CHARLESTON – West Virginia Attorney General Patrick Morrisey's office has filed a complaint for injunction, consumer restitution, and other relief against Illinois-based cookware company NuWave LLC.
NuWave makes, markets, and sells a wide range of kitchen supplies by to consumers across West Virginia, primarily through television ads.
In the suit, filed in the Kanawha Circuit Court, Morrisey accuses NuWave of violating the West Virginia Consumer Credit and Protection Act (WVCCPA), the Telemarketing Act, and the Prizes and Gifts Act.

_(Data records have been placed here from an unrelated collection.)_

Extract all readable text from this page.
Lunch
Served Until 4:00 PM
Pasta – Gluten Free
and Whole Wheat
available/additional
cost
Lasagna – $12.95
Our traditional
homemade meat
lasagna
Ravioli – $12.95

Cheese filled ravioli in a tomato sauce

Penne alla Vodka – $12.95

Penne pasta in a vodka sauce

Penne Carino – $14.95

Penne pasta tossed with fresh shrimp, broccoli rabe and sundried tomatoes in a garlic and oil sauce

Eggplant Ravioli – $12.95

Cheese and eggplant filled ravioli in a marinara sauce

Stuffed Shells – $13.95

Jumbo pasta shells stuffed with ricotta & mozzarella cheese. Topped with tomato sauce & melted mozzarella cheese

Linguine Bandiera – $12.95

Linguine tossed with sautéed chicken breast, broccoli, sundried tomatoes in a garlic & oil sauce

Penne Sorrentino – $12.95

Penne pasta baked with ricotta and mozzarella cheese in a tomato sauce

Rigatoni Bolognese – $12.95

The Attorney General’s Consumer Protection Division filed suit after receiving multiple reports from various consumers claiming NuWave engaged in numerous unscrupulous tactics in the promotion of its products, such as the Precision Induction Cooktop (PIC).

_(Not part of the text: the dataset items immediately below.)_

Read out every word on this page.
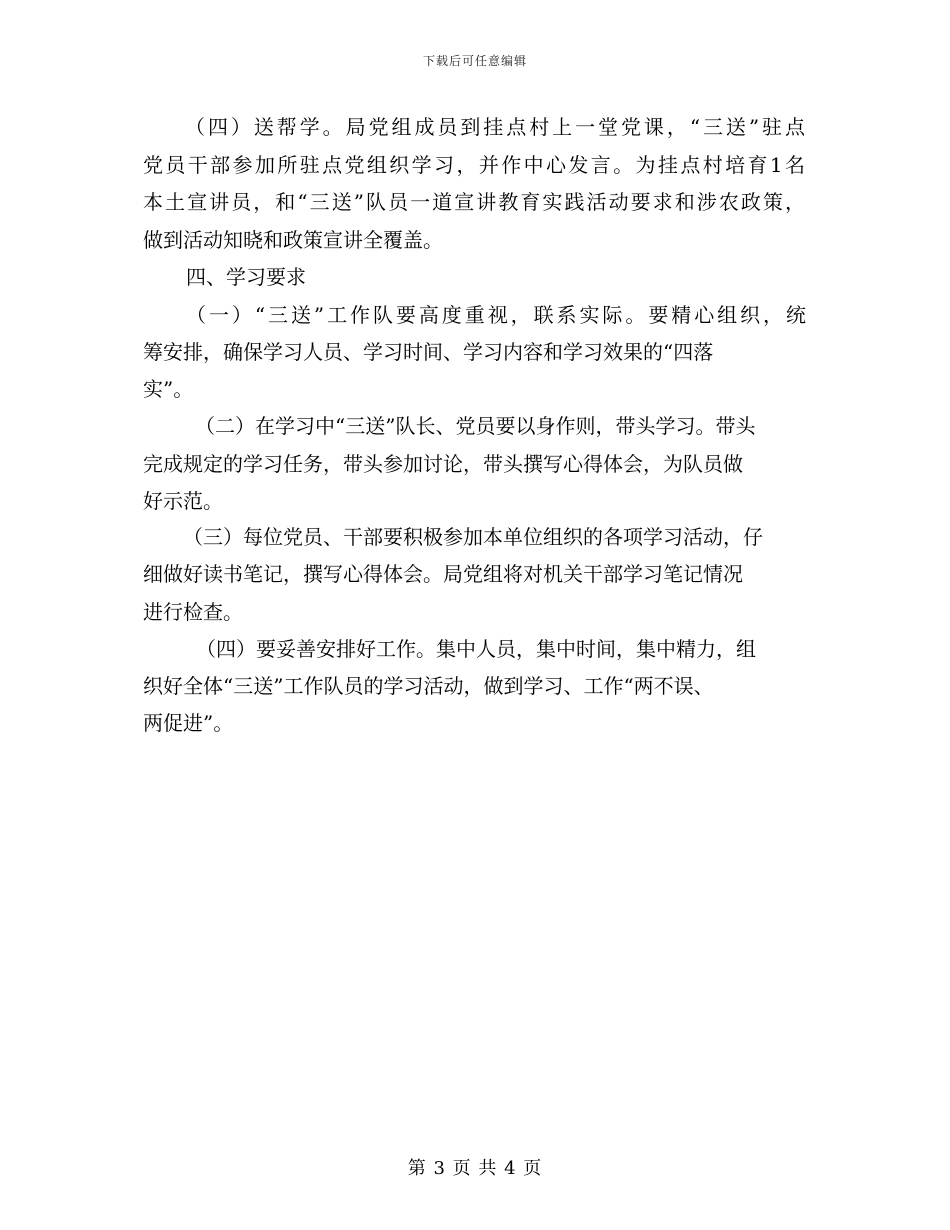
下载后可任意编辑
（四）送帮学。局党组成员到挂点村上一堂党课，“三送”驻点
党员干部参加所驻点党组织学习，并作中心发言。为挂点村培育1名
本土宣讲员，和“三送”队员一道宣讲教育实践活动要求和涉农政策，
做到活动知晓和政策宣讲全覆盖。
四、学习要求
（一）“三送”工作队要高度重视，联系实际。要精心组织，统
筹安排，确保学习人员、学习时间、学习内容和学习效果的“四落
实”。
（二）在学习中“三送”队长、党员要以身作则，带头学习。带头
完成规定的学习任务，带头参加讨论，带头撰写心得体会，为队员做
好示范。
（三）每位党员、干部要积极参加本单位组织的各项学习活动，仔
细做好读书笔记，撰写心得体会。局党组将对机关干部学习笔记情况
进行检查。
（四）要妥善安排好工作。集中人员，集中时间，集中精力，组
织好全体“三送”工作队员的学习活动，做到学习、工作“两不误、
两促进”。
第 3 页 共 4 页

Morrisey points specifically to the legality of NuWave’s Buy-One-Get-One-Free (BOGO) promotional offer.
“It appears that the free product was not free as represented,” Morrisey said. “NuWave allegedly added shipping and processing charges to the second product that were not clearly and conspicuously disclosed and that greatly exceeded the actual cost of shipping to NuWave.”

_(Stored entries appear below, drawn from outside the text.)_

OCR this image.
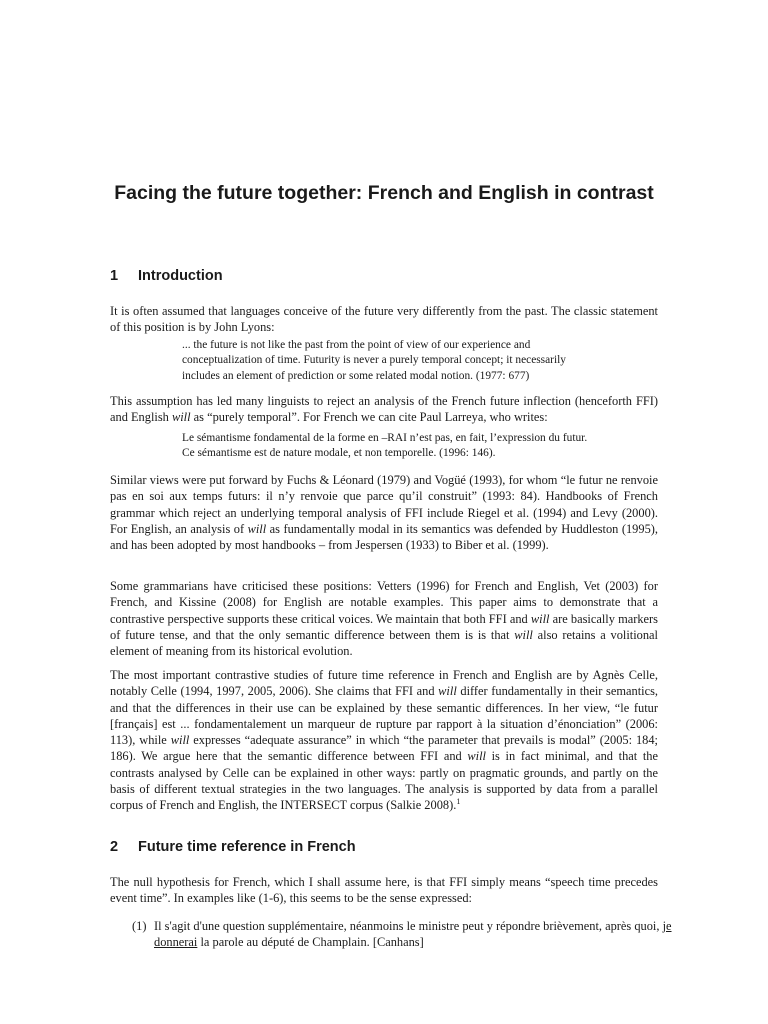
Facing the future together: French and English in contrast
1 Introduction

It is often assumed that languages conceive of the future very differently from the past. The classic statement of this position is by John Lyons:

... the future is not like the past from the point of view of our experience and conceptualization of time. Futurity is never a purely temporal concept; it necessarily includes an element of prediction or some related modal notion. (1977: 677)

This assumption has led many linguists to reject an analysis of the French future inflection (henceforth FFI) and English will as “purely temporal”. For French we can cite Paul Larreya, who writes:

Le sémantisme fondamental de la forme en –RAI n’est pas, en fait, l’expression du futur. Ce sémantisme est de nature modale, et non temporelle. (1996: 146).

Similar views were put forward by Fuchs & Léonard (1979) and Vogüé (1993), for whom “le futur ne renvoie pas en soi aux temps futurs: il n’y renvoie que parce qu’il construit” (1993: 84). Handbooks of French grammar which reject an underlying temporal analysis of FFI include Riegel et al. (1994) and Levy (2000). For English, an analysis of will as fundamentally modal in its semantics was defended by Huddleston (1995), and has been adopted by most handbooks – from Jespersen (1933) to Biber et al. (1999).

Some grammarians have criticised these positions: Vetters (1996) for French and English, Vet (2003) for French, and Kissine (2008) for English are notable examples. This paper aims to demonstrate that a contrastive perspective supports these critical voices. We maintain that both FFI and will are basically markers of future tense, and that the only semantic difference between them is is that will also retains a volitional element of meaning from its historical evolution.

The most important contrastive studies of future time reference in French and English are by Agnès Celle, notably Celle (1994, 1997, 2005, 2006). She claims that FFI and will differ fundamentally in their semantics, and that the differences in their use can be explained by these semantic differences. In her view, “le futur [français] est ... fondamentalement un marqueur de rupture par rapport à la situation d’énonciation” (2006: 113), while will expresses “adequate assurance” in which “the parameter that prevails is modal” (2005: 184; 186). We argue here that the semantic difference between FFI and will is in fact minimal, and that the contrasts analysed by Celle can be explained in other ways: partly on pragmatic grounds, and partly on the basis of different textual strategies in the two languages. The analysis is supported by data from a parallel corpus of French and English, the INTERSECT corpus (Salkie 2008).$^1$

2 Future time reference in French

The null hypothesis for French, which I shall assume here, is that FFI simply means “speech time precedes event time”. In examples like (1-6), this seems to be the sense expressed:

(1) Il s'agit d'une question supplémentaire, néanmoins le ministre peut y répondre brièvement, après quoi, je donnerai la parole au député de Champlain. [Canhans]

Additionally, the suit points to other services of questionable value, such as the company’s high pressure sales pitch that resulted in the unknowing purchase of additional products and monthly credit card charges on behalf of other sellers.
The suit also claims that the telemarketing sales were conducted by outside vendors who were not registered as bonded telemarketers with the West Virginia State Tax Department.
The complaint asks for civil penalties of $5,000 per violation, and for NuWave to cover investigation and litigation costs related to the suit.
Morrisey asks the Court to require NuWave issue refunds to all West Virginia consumers who purchased NuWave and non-NuWave products from telemarketers and in connection with the BOGO offer, as well as provide restitution for each affected consumer.